Ben: I wouldn't be able to get to sleep thinking I was SO close. But alas I copied "Install macOS High Sierra.app" to a thumb drive which I plugged into one of my mid-2011 USB ports, started up the machine, and nothing. I get the white screen with an Apple logo, the progress bar has no movement at all. Now I really will go get some rest. Thanks
You cannot simply copy the installer to a drive and expect the drive to behave as a startup disk. You have to use a utility like DiskMaker X to extract the appropriate content from the installer, place it in the appropriate places on the drive, and also bless the drive so that it’s bootable.
Dave and John last mentioned DiskMaker X in Episode 770.
Ben, and others: Still not out of the woods yet. I got the correct version of Diskmaker, applied it to a fresh copy of the download of high sierra from Apple, and created what is supposed to be a bootable thumb drive for my ailing mid-2011 iMac.But I couldn't figure out how to have my iMac boot from the thumb drive - so what I fell back to was restarting the iMac and holding down Control + R and pick the option for reinstall macOS (after I once again ran DiskUtility FirstAid on the iMac internal drive. Eventually, the macOS was installed (somewhere I saw "Sierra") and I took out the thumb drive and restarted the iMac. It shows the start-up pane, progress goes all the way from left to right (visually shows "complete") and then sits there with the white start-up screen and no more.

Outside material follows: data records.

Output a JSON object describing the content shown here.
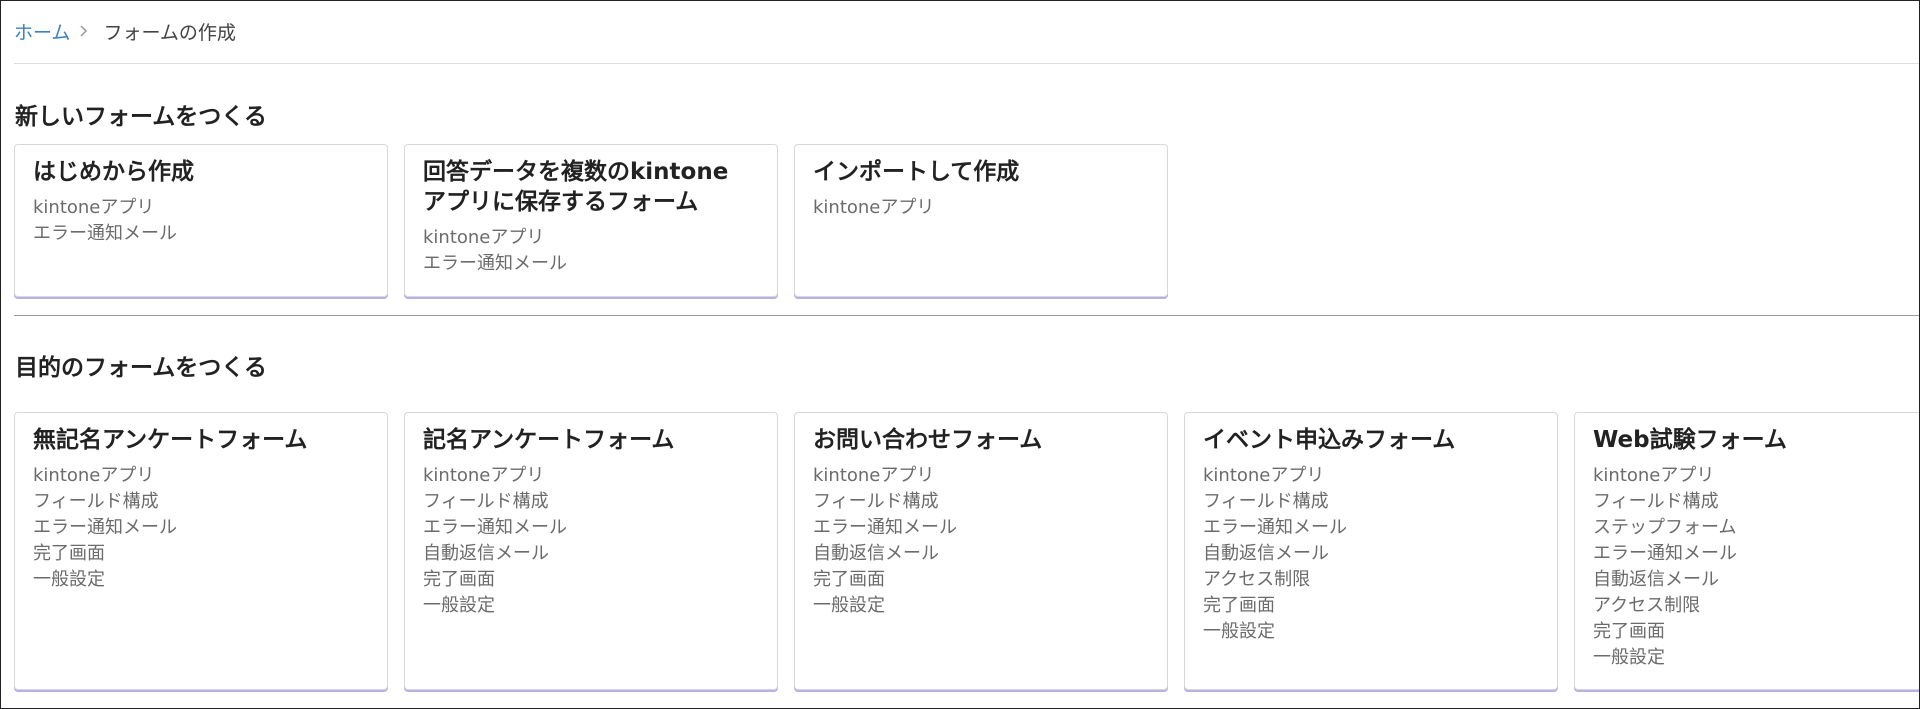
{
  "breadcrumb": {
    "home": "ホーム",
    "separator": ">",
    "current": "フォームの作成"
  },
  "sections": {
    "new": {
      "title": "新しいフォームをつくる",
      "cards": [
        {
          "title_lines": [
            "はじめから作成"
          ],
          "tags": [
            "kintoneアプリ",
            "エラー通知メール"
          ]
        },
        {
          "title_lines": [
            "回答データを複数のkintone",
            "アプリに保存するフォーム"
          ],
          "tags": [
            "kintoneアプリ",
            "エラー通知メール"
          ]
        },
        {
          "title_lines": [
            "インポートして作成"
          ],
          "tags": [
            "kintoneアプリ"
          ]
        }
      ]
    },
    "purpose": {
      "title": "目的のフォームをつくる",
      "cards": [
        {
          "title_lines": [
            "無記名アンケートフォーム"
          ],
          "tags": [
            "kintoneアプリ",
            "フィールド構成",
            "エラー通知メール",
            "完了画面",
            "一般設定"
          ]
        },
        {
          "title_lines": [
            "記名アンケートフォーム"
          ],
          "tags": [
            "kintoneアプリ",
            "フィールド構成",
            "エラー通知メール",
            "自動返信メール",
            "完了画面",
            "一般設定"
          ]
        },
        {
          "title_lines": [
            "お問い合わせフォーム"
          ],
          "tags": [
            "kintoneアプリ",
            "フィールド構成",
            "エラー通知メール",
            "自動返信メール",
            "完了画面",
            "一般設定"
          ]
        },
        {
          "title_lines": [
            "イベント申込みフォーム"
          ],
          "tags": [
            "kintoneアプリ",
            "フィールド構成",
            "エラー通知メール",
            "自動返信メール",
            "アクセス制限",
            "完了画面",
            "一般設定"
          ]
        },
        {
          "title_lines": [
            "Web試験フォーム"
          ],
          "tags": [
            "kintoneアプリ",
            "フィールド構成",
            "ステップフォーム",
            "エラー通知メール",
            "自動返信メール",
            "アクセス制限",
            "完了画面",
            "一般設定"
          ]
        }
      ]
    }
  },
  "colors": {
    "link": "#3b82c4",
    "card_accent": "#b9b0e6"
  }
}
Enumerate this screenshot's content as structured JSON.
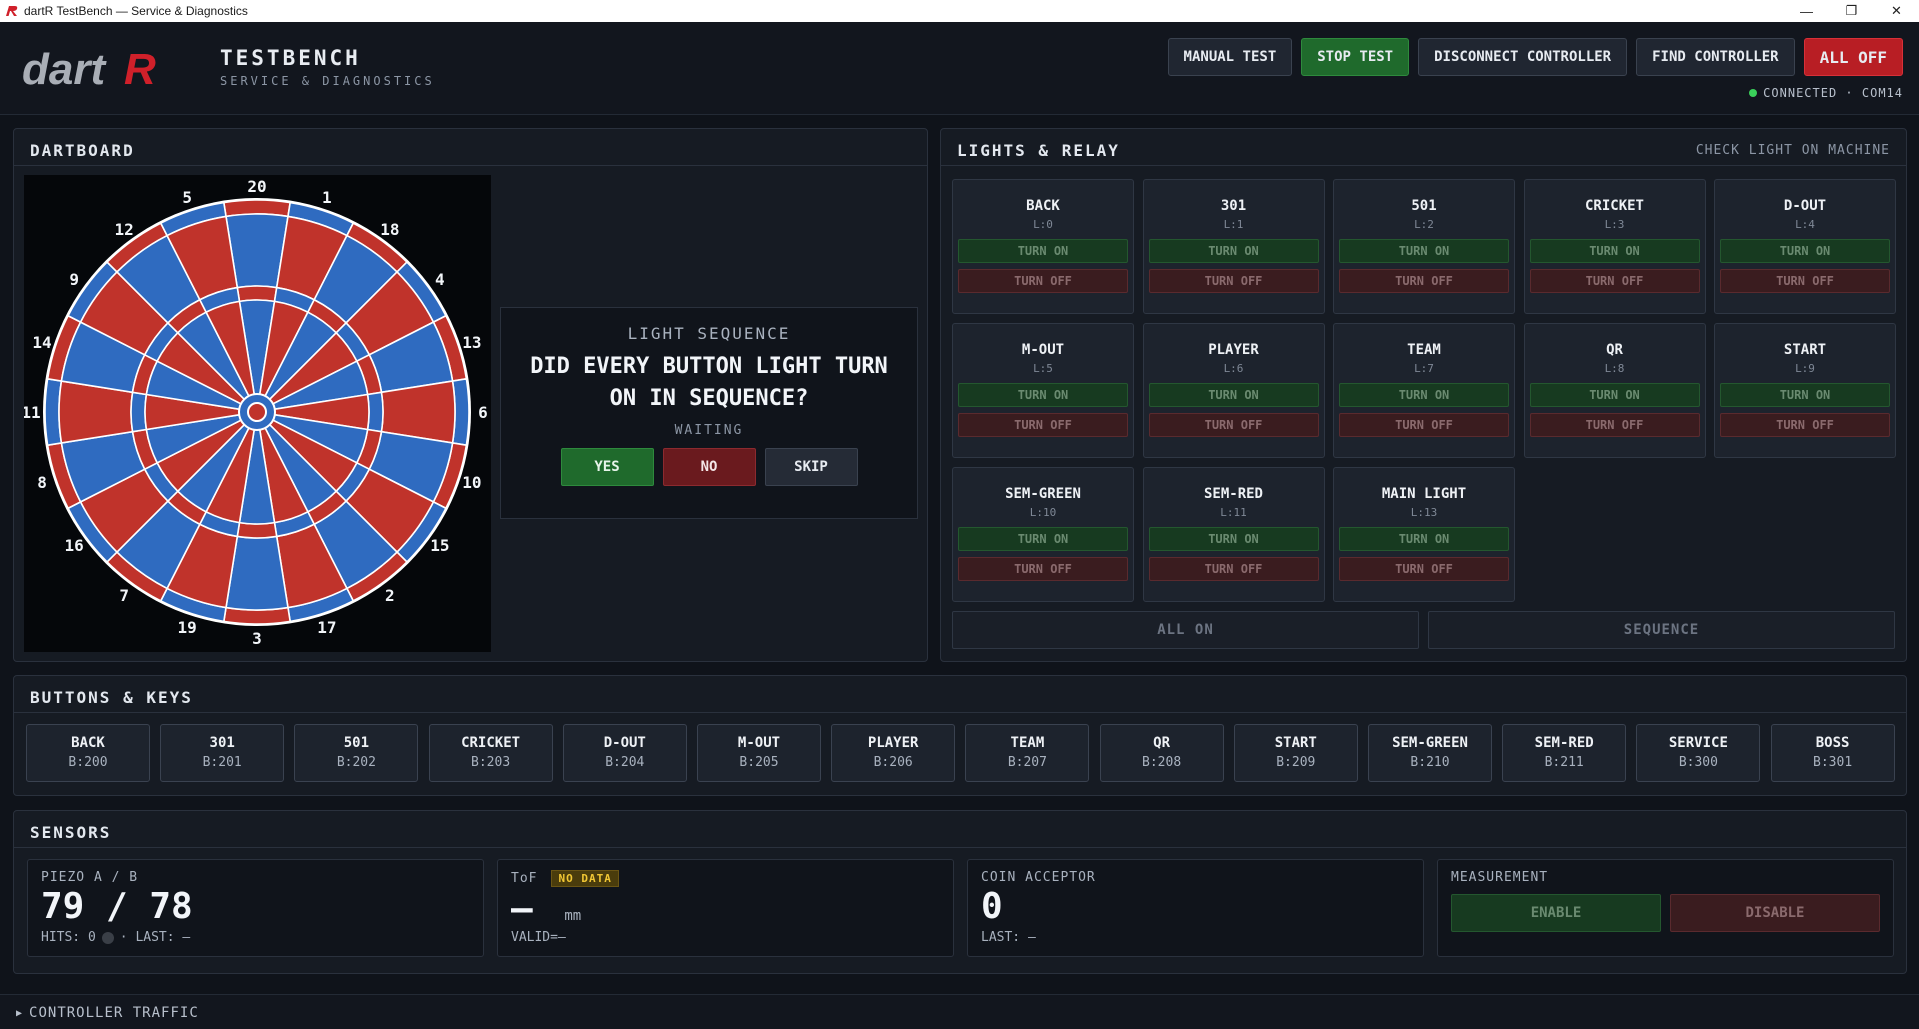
{
  "window": {
    "title": "dartR TestBench — Service & Diagnostics",
    "controls": [
      "—",
      "❐",
      "✕"
    ]
  },
  "header": {
    "logo_text": "dartR",
    "title": "TESTBENCH",
    "subtitle": "SERVICE & DIAGNOSTICS",
    "buttons": {
      "manual": "MANUAL TEST",
      "stop": "STOP TEST",
      "disconnect": "DISCONNECT CONTROLLER",
      "find": "FIND CONTROLLER",
      "all_off": "ALL OFF"
    },
    "connection": "CONNECTED · COM14"
  },
  "dartboard": {
    "title": "DARTBOARD",
    "numbers": [
      20,
      1,
      18,
      4,
      13,
      6,
      10,
      15,
      2,
      17,
      3,
      19,
      7,
      16,
      8,
      11,
      14,
      9,
      12,
      5
    ],
    "colors": {
      "red": "#c0332b",
      "blue": "#2f6bc0",
      "wire": "#ffffff"
    },
    "sequence": {
      "label": "LIGHT SEQUENCE",
      "question": "DID EVERY BUTTON LIGHT TURN ON IN SEQUENCE?",
      "status": "WAITING",
      "yes": "YES",
      "no": "NO",
      "skip": "SKIP"
    }
  },
  "lights": {
    "title": "LIGHTS & RELAY",
    "hint": "CHECK LIGHT ON MACHINE",
    "on_label": "TURN ON",
    "off_label": "TURN OFF",
    "items": [
      {
        "name": "BACK",
        "id": "L:0"
      },
      {
        "name": "301",
        "id": "L:1"
      },
      {
        "name": "501",
        "id": "L:2"
      },
      {
        "name": "CRICKET",
        "id": "L:3"
      },
      {
        "name": "D-OUT",
        "id": "L:4"
      },
      {
        "name": "M-OUT",
        "id": "L:5"
      },
      {
        "name": "PLAYER",
        "id": "L:6"
      },
      {
        "name": "TEAM",
        "id": "L:7"
      },
      {
        "name": "QR",
        "id": "L:8"
      },
      {
        "name": "START",
        "id": "L:9"
      },
      {
        "name": "SEM-GREEN",
        "id": "L:10"
      },
      {
        "name": "SEM-RED",
        "id": "L:11"
      },
      {
        "name": "MAIN LIGHT",
        "id": "L:13"
      }
    ],
    "all_on": "ALL ON",
    "sequence": "SEQUENCE"
  },
  "keys": {
    "title": "BUTTONS & KEYS",
    "items": [
      {
        "name": "BACK",
        "id": "B:200"
      },
      {
        "name": "301",
        "id": "B:201"
      },
      {
        "name": "501",
        "id": "B:202"
      },
      {
        "name": "CRICKET",
        "id": "B:203"
      },
      {
        "name": "D-OUT",
        "id": "B:204"
      },
      {
        "name": "M-OUT",
        "id": "B:205"
      },
      {
        "name": "PLAYER",
        "id": "B:206"
      },
      {
        "name": "TEAM",
        "id": "B:207"
      },
      {
        "name": "QR",
        "id": "B:208"
      },
      {
        "name": "START",
        "id": "B:209"
      },
      {
        "name": "SEM-GREEN",
        "id": "B:210"
      },
      {
        "name": "SEM-RED",
        "id": "B:211"
      },
      {
        "name": "SERVICE",
        "id": "B:300"
      },
      {
        "name": "BOSS",
        "id": "B:301"
      }
    ]
  },
  "sensors": {
    "title": "SENSORS",
    "piezo": {
      "label": "PIEZO A / B",
      "value": "79 / 78",
      "hits": "HITS: 0",
      "last": "· LAST: —"
    },
    "tof": {
      "label": "ToF",
      "badge": "NO DATA",
      "value": "—",
      "unit": "mm",
      "valid": "VALID=—"
    },
    "coin": {
      "label": "COIN ACCEPTOR",
      "value": "0",
      "last": "LAST: —"
    },
    "measurement": {
      "label": "MEASUREMENT",
      "enable": "ENABLE",
      "disable": "DISABLE"
    }
  },
  "traffic": {
    "label": "CONTROLLER TRAFFIC",
    "arrow": "▶"
  }
}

How do I boot from the bootable thumb drive? All of the articles I have been able to find get me to the bootable thumb drive - but then end with "Wala!" - done. I am trying to save the contents of the hard drive as there were some handy files on it that I would like to recover.. Like taxes, etc. With this where it stands, perhaps this is why I bought a new iMac to replace my mid-2011 model. Hmmmm
Ben & datafornothinandbitsforfree: THANKS for all of the help. I tried Control + R and opted for install macOS, restarted and the progress slide went all the way to the right and then just stayed there, So I restarted with the thumb drive which had High Sierra on it. I know now that it started with the thumb drive as it asked which disk to use. Again, I restarted and the progress slide went all the way to the right and then stayed that way. So I am thinking that if I want the data off of that disk the next move will be to pull the disk and take it to Circuit City or Best Buy and then have the data pulled off and put it on a CD. I thought of getting the data off myself but I don't believe I have the cables necessary. If that seems the next step I will start a new conversation. I considered the Genius Bar, though that physically doesn't exist anymore, Apple pretty well hid the appointment process. Again, I appreciate the help - I will create a bootable drive for my current Mojave macOS!
One other option, since you now have a new iMac, is to connect the two by Thunderbolt and put the old iMac in Target Disk Mode. Since all you're trying to do is get the data off the old Mac, putting a working operating system on it isn't actually necessary.
If you can manage to get an appointment at Apple, they should be able to provide the cables/adapters if you don't have or can't borrow from someone.